On Monday’s Zoom call, labor union honcho James A. Williams Jr. tried to praise the Biden-Harris administration for championing “some of the most important bills for white dudes.”

Very misleading: The administration’s proposed Build Back Better bill actually would have punished them.

The bill prioritized contractor and subcontractor firms owned by minorities or women, and its energy-efficiency provisions awarded a $200 bonus to contractors for each customer served in a minority neighborhood.

That’s unfair. Why should your skin color or gender matter when you’re buying or selling solar panels?

In 2023, Harris bashed the US Supreme Court when it ruled that colleges must base admissions on merit, not skin color.

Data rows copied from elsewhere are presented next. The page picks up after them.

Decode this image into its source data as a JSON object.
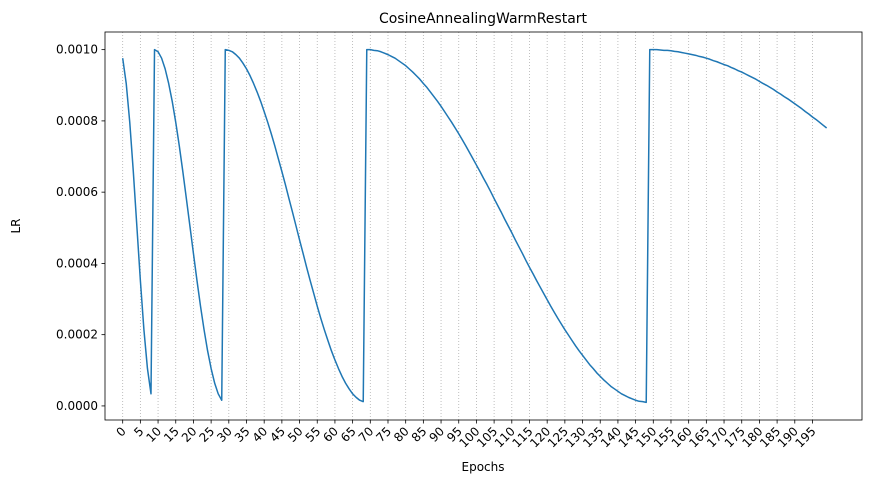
{
  "chart_data": {
    "type": "line",
    "title": "CosineAnnealingWarmRestart",
    "x_label": "Epochs",
    "y_label": "LR",
    "x": [
      0,
      1,
      2,
      3,
      4,
      5,
      6,
      7,
      8,
      9,
      10,
      11,
      12,
      13,
      14,
      15,
      16,
      17,
      18,
      19,
      20,
      21,
      22,
      23,
      24,
      25,
      26,
      27,
      28,
      29,
      30,
      31,
      32,
      33,
      34,
      35,
      36,
      37,
      38,
      39,
      40,
      41,
      42,
      43,
      44,
      45,
      46,
      47,
      48,
      49,
      50,
      51,
      52,
      53,
      54,
      55,
      56,
      57,
      58,
      59,
      60,
      61,
      62,
      63,
      64,
      65,
      66,
      67,
      68,
      69,
      70,
      71,
      72,
      73,
      74,
      75,
      76,
      77,
      78,
      79,
      80,
      81,
      82,
      83,
      84,
      85,
      86,
      87,
      88,
      89,
      90,
      91,
      92,
      93,
      94,
      95,
      96,
      97,
      98,
      99,
      100,
      101,
      102,
      103,
      104,
      105,
      106,
      107,
      108,
      109,
      110,
      111,
      112,
      113,
      114,
      115,
      116,
      117,
      118,
      119,
      120,
      121,
      122,
      123,
      124,
      125,
      126,
      127,
      128,
      129,
      130,
      131,
      132,
      133,
      134,
      135,
      136,
      137,
      138,
      139,
      140,
      141,
      142,
      143,
      144,
      145,
      146,
      147,
      148,
      149,
      150,
      151,
      152,
      153,
      154,
      155,
      156,
      157,
      158,
      159,
      160,
      161,
      162,
      163,
      164,
      165,
      166,
      167,
      168,
      169,
      170,
      171,
      172,
      173,
      174,
      175,
      176,
      177,
      178,
      179,
      180,
      181,
      182,
      183,
      184,
      185,
      186,
      187,
      188,
      189,
      190,
      191,
      192,
      193,
      194,
      195,
      196,
      197,
      198,
      199
    ],
    "values": [
      0.000976,
      0.000905,
      0.000796,
      0.000658,
      0.000505,
      0.000352,
      0.000214,
      0.000105,
      3.4e-05,
      0.001,
      0.000994,
      0.000976,
      0.000946,
      0.000905,
      0.000855,
      0.000796,
      0.00073,
      0.000658,
      0.000582,
      0.000505,
      0.000428,
      0.000352,
      0.00028,
      0.000214,
      0.000155,
      0.000105,
      6.4e-05,
      3.4e-05,
      1.6e-05,
      0.001,
      0.000998,
      0.000994,
      0.000986,
      0.000976,
      0.000962,
      0.000946,
      0.000927,
      0.000905,
      0.000881,
      0.000855,
      0.000826,
      0.000796,
      0.000764,
      0.00073,
      0.000694,
      0.000658,
      0.000621,
      0.000582,
      0.000544,
      0.000505,
      0.000466,
      0.000428,
      0.000389,
      0.000352,
      0.000316,
      0.00028,
      0.000246,
      0.000214,
      0.000184,
      0.000155,
      0.000129,
      0.000105,
      8.3e-05,
      6.4e-05,
      4.8e-05,
      3.4e-05,
      2.4e-05,
      1.6e-05,
      1.2e-05,
      0.001,
      0.001,
      0.000998,
      0.000997,
      0.000994,
      0.00099,
      0.000986,
      0.000981,
      0.000976,
      0.000969,
      0.000962,
      0.000955,
      0.000946,
      0.000937,
      0.000927,
      0.000917,
      0.000905,
      0.000894,
      0.000881,
      0.000868,
      0.000855,
      0.000841,
      0.000826,
      0.000811,
      0.000796,
      0.00078,
      0.000764,
      0.000747,
      0.00073,
      0.000712,
      0.000694,
      0.000676,
      0.000658,
      0.000639,
      0.000621,
      0.000602,
      0.000582,
      0.000563,
      0.000544,
      0.000524,
      0.000505,
      0.000486,
      0.000466,
      0.000447,
      0.000428,
      0.000408,
      0.000389,
      0.000371,
      0.000352,
      0.000334,
      0.000316,
      0.000298,
      0.00028,
      0.000263,
      0.000246,
      0.00023,
      0.000214,
      0.000199,
      0.000184,
      0.000169,
      0.000155,
      0.000142,
      0.000129,
      0.000116,
      0.000105,
      9.3e-05,
      8.3e-05,
      7.3e-05,
      6.4e-05,
      5.5e-05,
      4.8e-05,
      4.1e-05,
      3.4e-05,
      2.9e-05,
      2.4e-05,
      2e-05,
      1.6e-05,
      1.3e-05,
      1.2e-05,
      1e-05,
      0.001,
      0.001,
      0.001,
      0.000999,
      0.000998,
      0.000998,
      0.000997,
      0.000995,
      0.000994,
      0.000992,
      0.00099,
      0.000988,
      0.000986,
      0.000984,
      0.000981,
      0.000979,
      0.000976,
      0.000973,
      0.000969,
      0.000966,
      0.000962,
      0.000958,
      0.000955,
      0.00095,
      0.000946,
      0.000941,
      0.000937,
      0.000932,
      0.000927,
      0.000922,
      0.000917,
      0.000911,
      0.000905,
      0.0009,
      0.000894,
      0.000888,
      0.000881,
      0.000875,
      0.000868,
      0.000862,
      0.000855,
      0.000848,
      0.000841,
      0.000834,
      0.000826,
      0.000819,
      0.000811,
      0.000804,
      0.000796,
      0.000788,
      0.00078
    ],
    "color": "#1f77b4",
    "xlim": [
      -5,
      209
    ],
    "ylim": [
      -3.95e-05,
      0.0010495
    ],
    "xticks": [
      0,
      5,
      10,
      15,
      20,
      25,
      30,
      35,
      40,
      45,
      50,
      55,
      60,
      65,
      70,
      75,
      80,
      85,
      90,
      95,
      100,
      105,
      110,
      115,
      120,
      125,
      130,
      135,
      140,
      145,
      150,
      155,
      160,
      165,
      170,
      175,
      180,
      185,
      190,
      195
    ],
    "yticks": [
      {
        "value": 0,
        "label": "0.0000"
      },
      {
        "value": 0.0002,
        "label": "0.0002"
      },
      {
        "value": 0.0004,
        "label": "0.0004"
      },
      {
        "value": 0.0006,
        "label": "0.0006"
      },
      {
        "value": 0.0008,
        "label": "0.0008"
      },
      {
        "value": 0.001,
        "label": "0.0010"
      }
    ],
    "grid": "x"
  }
}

The ideal of a color-blind society, she said, means being blind to “the strength that diversity brings to classrooms and boardrooms.”

Far-left members of Congress are already anticipating that a Harris presidency will expand the equity agenda.

In April, 400 lawmakers and activists signed a letter to the White House urging more action to advance racial equity — by “urgent executive action” if necessary — calling it Biden’s “unfinished work.”

Harris is poised to carry this mission forward.

But progressive policies disadvantaging white men threaten all men.

So it’s hardly a surprise that Gen Z men, ages 19 to 30, now favor Republican control of Congress and a second Trump term, after backing Biden and Democrats in 2020.

Many feel diversity initiatives have come at their expense, according to The Wall Street Journal — and not one word spoken on Monday’s zoom addressed those concerns.

Harris shouldn’t expect the victims of her equity policies to vote for her in November.

Discrimination doesn’t cure past discrimination, nor does it bring Americans together.

Betsy McCaughey is a former lieutenant governor of New York.